In the mid-‘90s, though, the lazy stretch of river around Havana was roiled by the invasion of two species of Asian carp, the bighead carp and its flamboyant cousin, the silver carp. Imported from China during the 1970s, the carp escaped their ponds in the South, migrated up the Mississippi River, and spread into tributaries like the Illinois. “They puttered along for a few generations,” says Duane C. Chapman, the top Asian carp expert for the U.S. Geological Service, “and then they reached an exponential growth phase.” A quirk of silver carp behavior—an exaggerated startle response, causing them to leap from the water when boats approached—revealed their enormous, unexpected populations in the rivers of the Midwest.

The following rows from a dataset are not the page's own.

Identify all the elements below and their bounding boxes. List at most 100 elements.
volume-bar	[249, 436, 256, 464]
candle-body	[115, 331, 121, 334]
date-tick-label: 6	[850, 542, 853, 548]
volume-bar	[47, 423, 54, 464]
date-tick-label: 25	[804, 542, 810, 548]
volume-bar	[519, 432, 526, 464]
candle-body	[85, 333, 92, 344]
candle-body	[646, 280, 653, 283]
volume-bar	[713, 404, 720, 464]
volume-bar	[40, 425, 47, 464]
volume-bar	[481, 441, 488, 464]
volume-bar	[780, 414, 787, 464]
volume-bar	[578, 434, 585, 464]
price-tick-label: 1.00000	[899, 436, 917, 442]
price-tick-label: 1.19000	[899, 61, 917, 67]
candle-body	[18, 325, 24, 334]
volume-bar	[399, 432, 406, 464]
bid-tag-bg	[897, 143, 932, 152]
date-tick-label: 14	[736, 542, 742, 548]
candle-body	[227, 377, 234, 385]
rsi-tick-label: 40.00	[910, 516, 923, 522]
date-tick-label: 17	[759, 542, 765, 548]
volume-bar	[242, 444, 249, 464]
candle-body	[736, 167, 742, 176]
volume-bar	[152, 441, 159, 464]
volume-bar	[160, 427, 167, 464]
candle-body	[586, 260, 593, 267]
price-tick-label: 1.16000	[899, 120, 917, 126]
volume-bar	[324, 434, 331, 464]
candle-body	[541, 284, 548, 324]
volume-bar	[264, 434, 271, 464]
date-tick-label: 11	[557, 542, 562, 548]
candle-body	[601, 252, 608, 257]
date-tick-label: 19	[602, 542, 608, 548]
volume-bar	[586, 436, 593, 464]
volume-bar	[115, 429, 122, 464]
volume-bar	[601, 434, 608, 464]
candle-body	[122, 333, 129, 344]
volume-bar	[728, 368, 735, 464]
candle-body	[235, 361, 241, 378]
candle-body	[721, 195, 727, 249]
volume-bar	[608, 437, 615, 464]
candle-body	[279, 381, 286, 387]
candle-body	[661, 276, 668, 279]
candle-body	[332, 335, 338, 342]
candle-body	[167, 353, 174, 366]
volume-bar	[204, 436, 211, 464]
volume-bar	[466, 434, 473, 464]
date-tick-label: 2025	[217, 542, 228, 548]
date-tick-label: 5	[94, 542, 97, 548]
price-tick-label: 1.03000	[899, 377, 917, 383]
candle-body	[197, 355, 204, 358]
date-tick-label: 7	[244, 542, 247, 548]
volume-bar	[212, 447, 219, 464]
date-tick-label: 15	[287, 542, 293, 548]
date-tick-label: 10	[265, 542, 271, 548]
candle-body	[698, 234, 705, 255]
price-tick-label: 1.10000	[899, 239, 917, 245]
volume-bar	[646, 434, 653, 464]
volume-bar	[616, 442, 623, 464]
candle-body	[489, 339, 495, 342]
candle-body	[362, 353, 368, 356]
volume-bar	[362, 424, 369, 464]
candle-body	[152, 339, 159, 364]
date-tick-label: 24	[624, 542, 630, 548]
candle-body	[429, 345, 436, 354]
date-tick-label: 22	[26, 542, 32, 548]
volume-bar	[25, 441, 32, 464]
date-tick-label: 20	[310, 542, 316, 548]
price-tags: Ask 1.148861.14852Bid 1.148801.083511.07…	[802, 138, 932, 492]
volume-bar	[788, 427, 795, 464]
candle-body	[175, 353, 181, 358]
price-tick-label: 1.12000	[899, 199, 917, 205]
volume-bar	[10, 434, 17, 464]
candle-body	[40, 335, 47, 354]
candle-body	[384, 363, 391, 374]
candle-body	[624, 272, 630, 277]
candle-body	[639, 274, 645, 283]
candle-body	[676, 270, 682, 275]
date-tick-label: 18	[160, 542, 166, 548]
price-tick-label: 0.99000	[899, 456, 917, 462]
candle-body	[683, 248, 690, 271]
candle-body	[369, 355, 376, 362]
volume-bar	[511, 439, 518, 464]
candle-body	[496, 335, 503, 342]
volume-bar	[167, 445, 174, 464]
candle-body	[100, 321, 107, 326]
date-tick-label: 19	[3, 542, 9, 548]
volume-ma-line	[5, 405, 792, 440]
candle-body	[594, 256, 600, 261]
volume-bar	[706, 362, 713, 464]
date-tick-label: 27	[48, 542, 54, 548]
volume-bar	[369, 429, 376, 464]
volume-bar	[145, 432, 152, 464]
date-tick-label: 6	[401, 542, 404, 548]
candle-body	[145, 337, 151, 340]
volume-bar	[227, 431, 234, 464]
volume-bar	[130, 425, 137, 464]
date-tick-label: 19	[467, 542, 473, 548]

Along La Grange Reach, as this section of the Illinois is called, routine monitoring tasks took a dangerous turn. Today, the biologists have to measure the local species amid a glut of flying aliens.

“You’re sitting in the kill zone,” Thad Cook remarked to me, as the skiff pulled away from the launch site. Cook, director of the INHS station, was driving. He sat behind a low shield in the stern, but the visitor’s chair beside him was exposed. I stood up nervously, holding onto a strut. I recalled reading about a woman who nearly died while riding a Jet Ski near Peoria, upstream from Havana, in 2004. She was knocked unconscious by a silver carp and tumbled into the river. “We’re at ground zero,” Cook warned, smiling. “The carp don’t wax and wane here.” In a video I’d watched on the Internet, a water-skier wearing a football helmet laughs hysterically as he is towed through a fusillade of carp.

In Louisiana, Arkansas, Tennessee, and Missouri, Asian carp are now a familiar if irritating phenomenon. But as the fish have advanced—presently they’re as far north as Minnesota and as far east as Indiana—wildlife agencies and fishermen’s lobbies in the Great Lakes region have become alarmed. Commercial and sport fishing in the lakes is a $7.5 billion industry, and officials fear it will be ruined if the carp invade and take over. The flashpoint of the concern has been the Chicago Sanitary and Ship Canal, which connects the Illinois River to Lake Michigan. The U.S. Army Corps of Engineers installed heavy-duty electrical fish barriers on the canal, and the Illinois Department of Natural Resources poisoned the canal on two occasions, killing thousands of fish while turning up a single bighead carp. Downstream, fishermen hired by the government have pulled hundreds of tons of bigheads and silvers from the upper reaches of the Illinois.

The Army Corps maintains that the invasion of the Asian carp has been halted short of the Great Lakes. But are the electrical barriers a Maginot Line? In June 2010, a 19-pound bighead was caught in Calumet Lake, upstream of the barriers and only six miles from Lake Michigan. DNA traces of silver carp have also been detected in the waterways above the barriers. As a result, politicians outside of Illinois have demanded that the canal be shut. A lawsuit was filed by neighboring states, but an appeals court sided with Illinois last year, keeping the canal open for now.